Clearly, Fedorov took things much further than the early Christians (who believed that only saints could conquer death) or the Harry Potter mythos (in which anybody can conquer death but only Voldemort did); and prescribed conquering death for everybody. Without giving detailed spoilers, let me say that Rajaniemi’s books are about how the consequences of this actually happening are horrible.
And more interestingly, the Wikipedia page claims that Fedorov and the other Russian cosmists are the link between Christianity (though the Russian Orthodox flavour and not so much the Mediterranean late-antiquity flavour) and current day transhumanism. That is to say, the cosmists started off from Russian Orthodox Christianity, and came up with cosmism; and cosmism then inspired modern day transhumanists.
I won’t quote in detail from the New Yorker piece or EconTalk episodes, because the links above are free to read or listen; but current day transhumanists and life-extenders certainly do give off a vibe of having decided that any technological means necessary to end death are worth pursuing. To be fair, the article and the podcast both do draw distinctions between the sort of transhumanists who want to increase the quantity of good health and the ones who want to eliminate death altogether, but even so, there is a substantial number of people out there who seem unwilling to accept the finiteness of life.
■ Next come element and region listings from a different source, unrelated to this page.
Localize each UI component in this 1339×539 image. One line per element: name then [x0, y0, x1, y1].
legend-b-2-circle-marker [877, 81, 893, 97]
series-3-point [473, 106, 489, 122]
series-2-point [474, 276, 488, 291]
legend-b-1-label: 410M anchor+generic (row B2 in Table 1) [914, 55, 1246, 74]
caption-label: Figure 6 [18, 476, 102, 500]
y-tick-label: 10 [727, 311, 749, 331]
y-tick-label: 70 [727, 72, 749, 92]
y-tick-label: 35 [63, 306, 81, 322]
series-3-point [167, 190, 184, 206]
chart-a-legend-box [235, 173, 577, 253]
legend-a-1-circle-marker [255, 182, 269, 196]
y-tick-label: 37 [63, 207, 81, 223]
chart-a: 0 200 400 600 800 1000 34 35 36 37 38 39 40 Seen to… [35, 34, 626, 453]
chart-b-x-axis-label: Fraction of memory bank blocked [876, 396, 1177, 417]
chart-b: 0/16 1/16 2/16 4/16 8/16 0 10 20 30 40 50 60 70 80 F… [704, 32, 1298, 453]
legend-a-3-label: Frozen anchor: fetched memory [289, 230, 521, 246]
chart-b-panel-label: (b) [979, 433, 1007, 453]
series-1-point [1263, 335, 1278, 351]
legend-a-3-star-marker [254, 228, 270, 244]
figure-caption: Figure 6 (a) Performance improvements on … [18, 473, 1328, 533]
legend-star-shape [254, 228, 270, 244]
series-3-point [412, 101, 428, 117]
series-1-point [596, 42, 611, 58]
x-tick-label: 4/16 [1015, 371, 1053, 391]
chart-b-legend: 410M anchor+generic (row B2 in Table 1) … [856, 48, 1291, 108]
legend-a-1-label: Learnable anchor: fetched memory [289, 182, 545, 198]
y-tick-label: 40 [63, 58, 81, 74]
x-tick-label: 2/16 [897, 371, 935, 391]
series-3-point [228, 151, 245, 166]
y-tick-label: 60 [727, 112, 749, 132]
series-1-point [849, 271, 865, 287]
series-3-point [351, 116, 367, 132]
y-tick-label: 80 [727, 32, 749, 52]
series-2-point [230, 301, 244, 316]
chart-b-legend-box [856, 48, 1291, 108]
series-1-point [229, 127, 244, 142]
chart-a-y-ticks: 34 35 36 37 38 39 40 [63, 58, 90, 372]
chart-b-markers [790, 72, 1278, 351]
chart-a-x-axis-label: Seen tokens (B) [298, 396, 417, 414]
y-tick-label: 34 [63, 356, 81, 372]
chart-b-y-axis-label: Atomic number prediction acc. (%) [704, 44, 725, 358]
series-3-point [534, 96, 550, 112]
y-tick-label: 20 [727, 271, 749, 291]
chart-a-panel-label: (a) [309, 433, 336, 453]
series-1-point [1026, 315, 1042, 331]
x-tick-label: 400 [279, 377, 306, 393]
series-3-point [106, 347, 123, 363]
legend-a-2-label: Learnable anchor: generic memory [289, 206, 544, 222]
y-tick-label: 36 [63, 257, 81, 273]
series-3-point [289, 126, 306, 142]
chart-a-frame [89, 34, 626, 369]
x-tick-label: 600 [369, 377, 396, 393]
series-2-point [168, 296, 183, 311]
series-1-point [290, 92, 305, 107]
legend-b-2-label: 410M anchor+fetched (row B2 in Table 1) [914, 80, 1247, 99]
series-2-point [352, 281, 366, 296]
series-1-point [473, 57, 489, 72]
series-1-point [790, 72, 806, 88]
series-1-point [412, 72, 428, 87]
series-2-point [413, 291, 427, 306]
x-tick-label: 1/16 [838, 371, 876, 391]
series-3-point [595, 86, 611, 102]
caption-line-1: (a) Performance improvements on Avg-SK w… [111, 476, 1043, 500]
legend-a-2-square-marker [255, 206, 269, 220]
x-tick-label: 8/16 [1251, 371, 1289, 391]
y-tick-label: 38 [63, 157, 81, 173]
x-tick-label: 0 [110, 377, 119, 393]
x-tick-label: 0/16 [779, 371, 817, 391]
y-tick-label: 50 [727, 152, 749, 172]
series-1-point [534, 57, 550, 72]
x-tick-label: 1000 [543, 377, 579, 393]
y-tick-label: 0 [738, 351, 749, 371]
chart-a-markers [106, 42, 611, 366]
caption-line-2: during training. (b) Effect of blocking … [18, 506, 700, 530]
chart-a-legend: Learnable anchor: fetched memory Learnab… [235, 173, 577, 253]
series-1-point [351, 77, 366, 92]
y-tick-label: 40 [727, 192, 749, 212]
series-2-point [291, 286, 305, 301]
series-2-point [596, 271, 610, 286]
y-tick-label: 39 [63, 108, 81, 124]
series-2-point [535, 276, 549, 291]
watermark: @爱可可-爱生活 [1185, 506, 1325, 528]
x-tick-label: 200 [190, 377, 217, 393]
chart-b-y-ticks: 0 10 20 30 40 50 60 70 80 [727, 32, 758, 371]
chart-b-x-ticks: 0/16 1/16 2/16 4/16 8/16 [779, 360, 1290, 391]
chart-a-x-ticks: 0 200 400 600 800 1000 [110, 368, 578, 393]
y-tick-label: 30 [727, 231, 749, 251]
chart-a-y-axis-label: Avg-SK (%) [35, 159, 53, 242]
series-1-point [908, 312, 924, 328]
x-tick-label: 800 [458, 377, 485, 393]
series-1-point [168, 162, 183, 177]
The New Yorker piece does end with an equivocation about how the human race has always wanted to live longer while also seeing beauty in death; but I think the Peter Brown quotations above show that the two impulses may not have been equal at all times, but ebbed and flowed.
But it has certainly been there for a very long time, I realised recently. Because, in the period of laziness between realising this connection, and actually writing it up, I coincidentally came across one more literary work where the tension between chasing immortality and accepting death, and that literary work is supposedly the first ever piece of human literature: The Epic of Gilgamesh. The In Our Time episode on The Epic of Gilgamesh describes how Gilgamesh, horrified by the death of his friend (and perhaps lover) Enkidu, journeys across the world to find the immortal Utnapishtim and learn how to be immortal himself; only to be told that immortality is no longer on the shelf, and to be content with a life well lived. And Gilgamesh accepts.
Perhaps the transhumanists are right, and this time is different. But if they are, they will be running up against, and overturning a preoccupation that has been with us as a species since we created culture, and one where for the most part, we’ve been on the side of accepting death. Who knows just what painful changes we’ll need to make, to adapt to life without death?